Buffett urged students to do the things they know will enjoy throughout their lives and gave good counsel about making business connections with likable people. "I only work with people I like," Buffett told students. "If I could make $100 million with a guy who causes my stomach to churn, I'd say no."
The advice that resonated the most for me was his take on loving what you do for a living. Here's what Buffett said:
I urge you to work in jobs you love. You're out of your mind if you keep taking jobs that you don't like because you think it'll look good on your résumé.
Work for the love of it
The future of work is autonomous and purpose-driven. It's owning what you do -- whether working for yourself or partnering with peers and colleagues to build something of value that you all love to do, in a respected spirit of community and entrepreneurship. Anything else and I would wager that you're probably watching the clock to hit 5:00 so you can leave the misery of a dead-end job where the boss calls all the shots.

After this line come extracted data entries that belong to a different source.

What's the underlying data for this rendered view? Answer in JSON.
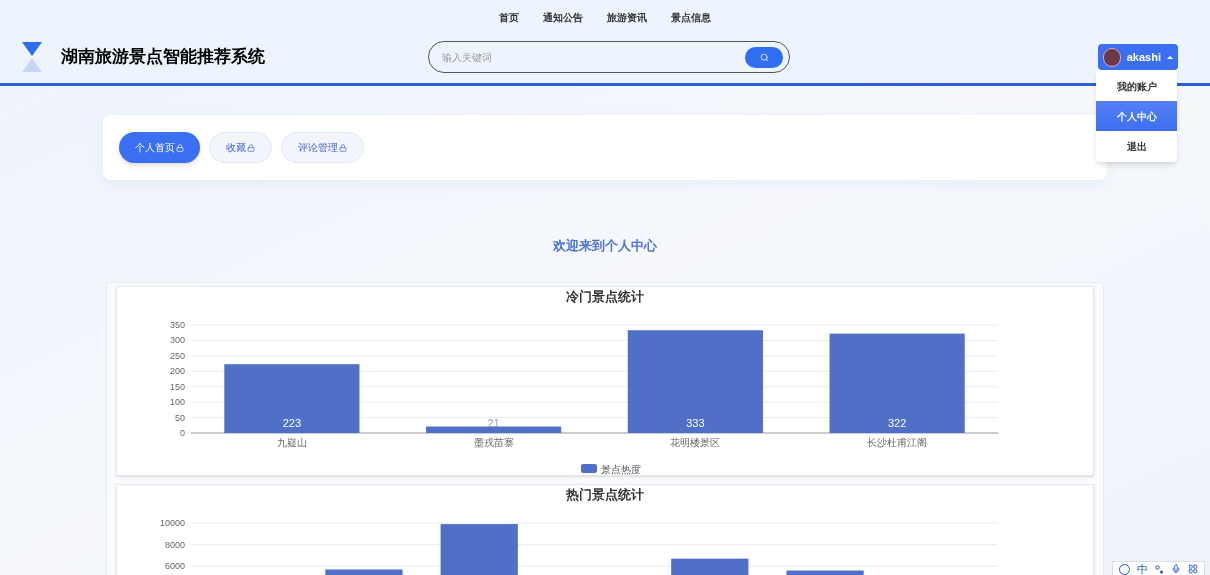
{
  "top_nav": [
    {
      "label": "首页"
    },
    {
      "label": "通知公告"
    },
    {
      "label": "旅游资讯"
    },
    {
      "label": "景点信息"
    }
  ],
  "header": {
    "title": "湖南旅游景点智能推荐系统",
    "search": {
      "placeholder": "输入关键词"
    },
    "user": {
      "name": "akashi"
    }
  },
  "user_menu": [
    {
      "label": "我的账户",
      "selected": false
    },
    {
      "label": "个人中心",
      "selected": true
    },
    {
      "label": "退出",
      "selected": false
    }
  ],
  "tabs": [
    {
      "label": "个人首页",
      "selected": true
    },
    {
      "label": "收藏",
      "selected": false
    },
    {
      "label": "评论管理",
      "selected": false
    }
  ],
  "welcome": "欢迎来到个人中心",
  "charts": [
    {
      "chart_data": {
        "type": "bar",
        "title": "冷门景点统计",
        "categories": [
          "九嶷山",
          "墨戎苗寨",
          "花明楼景区",
          "长沙杜甫江阁"
        ],
        "series": [
          {
            "name": "景点热度",
            "color": "#5070c8",
            "values": [
              223,
              21,
              333,
              322
            ]
          }
        ],
        "ylim": [
          0,
          350
        ],
        "yticks": [
          0,
          50,
          100,
          150,
          200,
          250,
          300,
          350
        ],
        "grid": true,
        "data_labels": true
      }
    },
    {
      "chart_data": {
        "type": "bar",
        "title": "热门景点统计",
        "series": [
          {
            "color": "#5070c8",
            "values": [
              null,
              5700,
              9900,
              null,
              6700,
              5600,
              null
            ]
          }
        ],
        "ylim": [
          0,
          10000
        ],
        "yticks": [
          6000,
          8000,
          10000
        ],
        "grid": true
      }
    }
  ],
  "ime_toolbar": {
    "mode": "中"
  }
}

Buffett said, "I love every day. I mean, I tap dance in here and work with nothing but people I like. There is no job in the world that is more fun than running Berkshire, and I count myself lucky to be where I am."
While I'm no a tap dancer, I attest that I can get down and boogie to my heart's content because I just love what I do and whom I do it with.
Let's face it -- work can be a grind, political, and filled with toxic personalities, but the best brands are places where people love coming to work because the culture is positive and uplifting.
When co-workers and leaders share the same values, ethical behaviors, beliefs, and norms in a psychologically safe environment, every individual contributor is uniquely positioned to give and receive love without fear of retribution. This leads to a high-performing company that will attract other, like-minded people who love what they do.
Effects of love
People who do what they love are more open to opportunities and new experiences; they are willing to accept challenges and take risks, and when they fail, they are much more resilient and able to bounce back up when getting knocked down.
When you do what you love, you also create alignment between your work, values, and the things that bring you passion and purpose. This opens up new possibilities as you learn what matters most for your life and business.
Loving what you do also makes you more motivated to put in more time to get work done -- the kind of work you want to do, not feel obligated to do. Your desire to be more productive is intrinsic; it comes from a belief deep inside you that your hard efforts will make a difference for those you serve.
Finally, when you love what you do, it just doesn't feel like work. That's why Buffett is spot on. True happiness in life comes from doing what you love.
Time to put on your tap-dancing shoes.